28 novembre 2013

Vers sa destinée

Vers sa destinée est un film de John Ford sorti en 1939. Sans Indiens ni cow-boys. Mais avec un personnage effectivement en marche vers sa destinée, Young Mr Lincoln (le titre original).
Avec Henry Fonda pour incarner la silhouette dégingandée de Lincoln (1m93 quand même !), le film saisit le personnage  au moment où il n'est encore qu'un fermier mal dégrossi, qui vient de découvrir le droit par hasard. C'est sur le dos d'une mûle qu'il arrive à Springfield (Illinois) pour s'y installer comme avocat et résout avec brio sa première affaire (petite distorsion chronologique que s'accorde le réalisateur.)
A vrai dire, dans ce film la vérité historique (bien qu'elle soit respectée dans ses grandes lignes) importe moins que le mythe en train de se construire. Et il faut bien avouer que John Ford utilise habilement les moindres détails -  la Sangamon, la rivière qui traverse Springfield, objet de toute l'attention du "vrai" Lincoln, la petite cabane en bois de la famille Clay, en tous points semblables à la maison où est né Abraham, et même le retournement inattendu qui a permis au jeune avocat de gagner son premier procès - pour montrer les origines extrêmement modeste de celui qui deviendra le seizième président des Etats-Unis.


 
 Vers sa destinée est un film remarquable qui montre, non sans drôlerie, comment se construit un mythe. Il n'était projeté qu'à une seule séance dans mon cinéma préféré, mais il en existe, heureusement, plusieurs versions en DVD. 

26 novembre 2013

The Immigrant

Le titre du film n'est pas vraiment trompeur, mais la référence à Ellis Island et aux difficultés des immigrants à leur arrivée en Amérique m'a paru finalement secondaire par rapport au vrai sujet du film que est la relation qui s'établit entre une femme - jeune brebis naïve en apparence, mais en apparence seulement - et un homme, prédateur endurci et sans scrupule.
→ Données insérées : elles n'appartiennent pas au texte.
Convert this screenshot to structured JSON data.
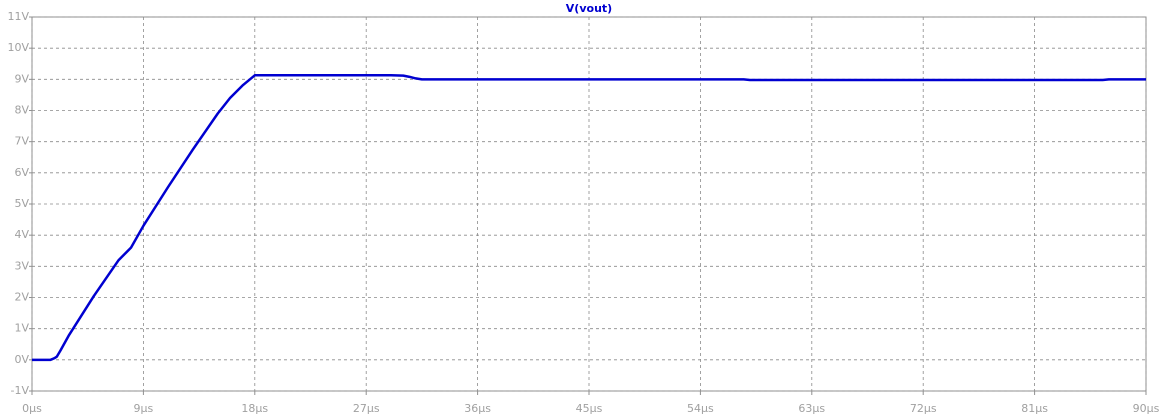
{
  "chart_data": {
    "type": "line",
    "x": [
      0,
      1.5,
      1.8,
      2.0,
      2.3,
      3,
      5,
      7,
      8,
      9,
      11,
      13,
      15,
      16,
      17,
      18,
      20,
      25,
      29,
      30,
      30.5,
      31,
      31.5,
      40,
      50,
      57.5,
      58,
      70,
      86.5,
      87,
      90
    ],
    "series": [
      {
        "name": "V(vout)",
        "color": "#0000d0",
        "values": [
          0,
          0,
          0.05,
          0.1,
          0.3,
          0.8,
          2.05,
          3.2,
          3.6,
          4.3,
          5.55,
          6.75,
          7.9,
          8.4,
          8.8,
          9.13,
          9.13,
          9.13,
          9.13,
          9.12,
          9.08,
          9.03,
          9.0,
          9.0,
          9.0,
          9.0,
          8.98,
          8.98,
          8.98,
          9.0,
          9.0
        ]
      }
    ],
    "xlim": [
      0,
      90
    ],
    "ylim": [
      -1,
      11
    ],
    "xticks": [
      {
        "value": 0,
        "label": "0µs"
      },
      {
        "value": 9,
        "label": "9µs"
      },
      {
        "value": 18,
        "label": "18µs"
      },
      {
        "value": 27,
        "label": "27µs"
      },
      {
        "value": 36,
        "label": "36µs"
      },
      {
        "value": 45,
        "label": "45µs"
      },
      {
        "value": 54,
        "label": "54µs"
      },
      {
        "value": 63,
        "label": "63µs"
      },
      {
        "value": 72,
        "label": "72µs"
      },
      {
        "value": 81,
        "label": "81µs"
      },
      {
        "value": 90,
        "label": "90µs"
      }
    ],
    "yticks": [
      {
        "value": -1,
        "label": "-1V"
      },
      {
        "value": 0,
        "label": "0V"
      },
      {
        "value": 1,
        "label": "1V"
      },
      {
        "value": 2,
        "label": "2V"
      },
      {
        "value": 3,
        "label": "3V"
      },
      {
        "value": 4,
        "label": "4V"
      },
      {
        "value": 5,
        "label": "5V"
      },
      {
        "value": 6,
        "label": "6V"
      },
      {
        "value": 7,
        "label": "7V"
      },
      {
        "value": 8,
        "label": "8V"
      },
      {
        "value": 9,
        "label": "9V"
      },
      {
        "value": 10,
        "label": "10V"
      },
      {
        "value": 11,
        "label": "11V"
      }
    ],
    "grid": true
  }
}
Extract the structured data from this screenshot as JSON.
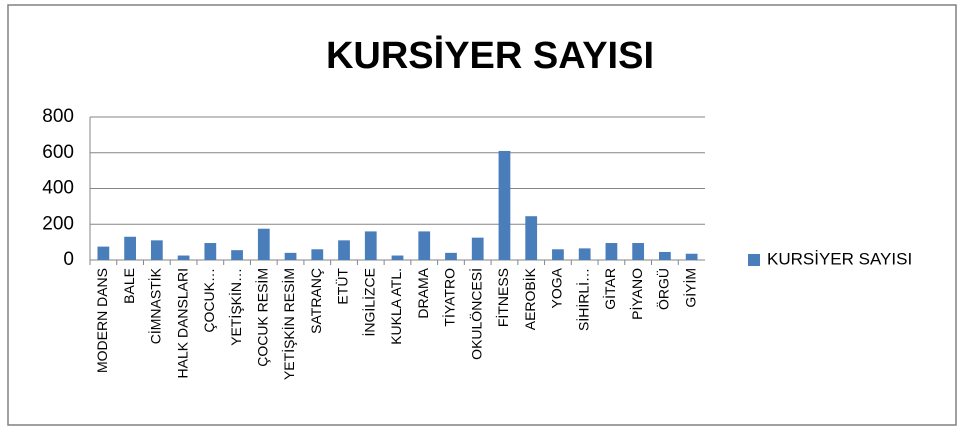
{
  "chart_data": {
    "type": "bar",
    "title": "KURSİYER SAYISI",
    "categories": [
      "MODERN DANS",
      "BALE",
      "CİMNASTİK",
      "HALK DANSLARI",
      "ÇOCUK…",
      "YETİŞKİN…",
      "ÇOCUK RESİM",
      "YETİŞKİN RESİM",
      "SATRANÇ",
      "ETÜT",
      "İNGİLİZCE",
      "KUKLA ATL.",
      "DRAMA",
      "TİYATRO",
      "OKULÖNCESİ",
      "FİTNESS",
      "AEROBİK",
      "YOGA",
      "SİHİRLİ…",
      "GİTAR",
      "PİYANO",
      "ÖRGÜ",
      "GİYİM"
    ],
    "series": [
      {
        "name": "KURSİYER SAYISI",
        "color": "#4a7ebb",
        "values": [
          75,
          130,
          110,
          25,
          95,
          55,
          175,
          40,
          60,
          110,
          160,
          25,
          160,
          40,
          125,
          610,
          245,
          60,
          65,
          95,
          95,
          45,
          35
        ]
      }
    ],
    "ylim": [
      0,
      800
    ],
    "yticks": [
      0,
      200,
      400,
      600,
      800
    ],
    "grid": true,
    "legend": "right"
  }
}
Ainsi le film de James Gray se lit d'une part comme le récit d'une initiation, celle d'une jeune femme prête à tout pour survivre dans un monde étranger et par définition hostile, qui, en dépit des compromissions et des vilénies auxquelles elle est astreinte, n'oublie ni son objectif ni son âme.  Mais le film se lit aussi comme l'histoire d'une rédemption, celui du proxénète qui découvre qu'il peut exister entre les êtres d'autres liens que vénaux.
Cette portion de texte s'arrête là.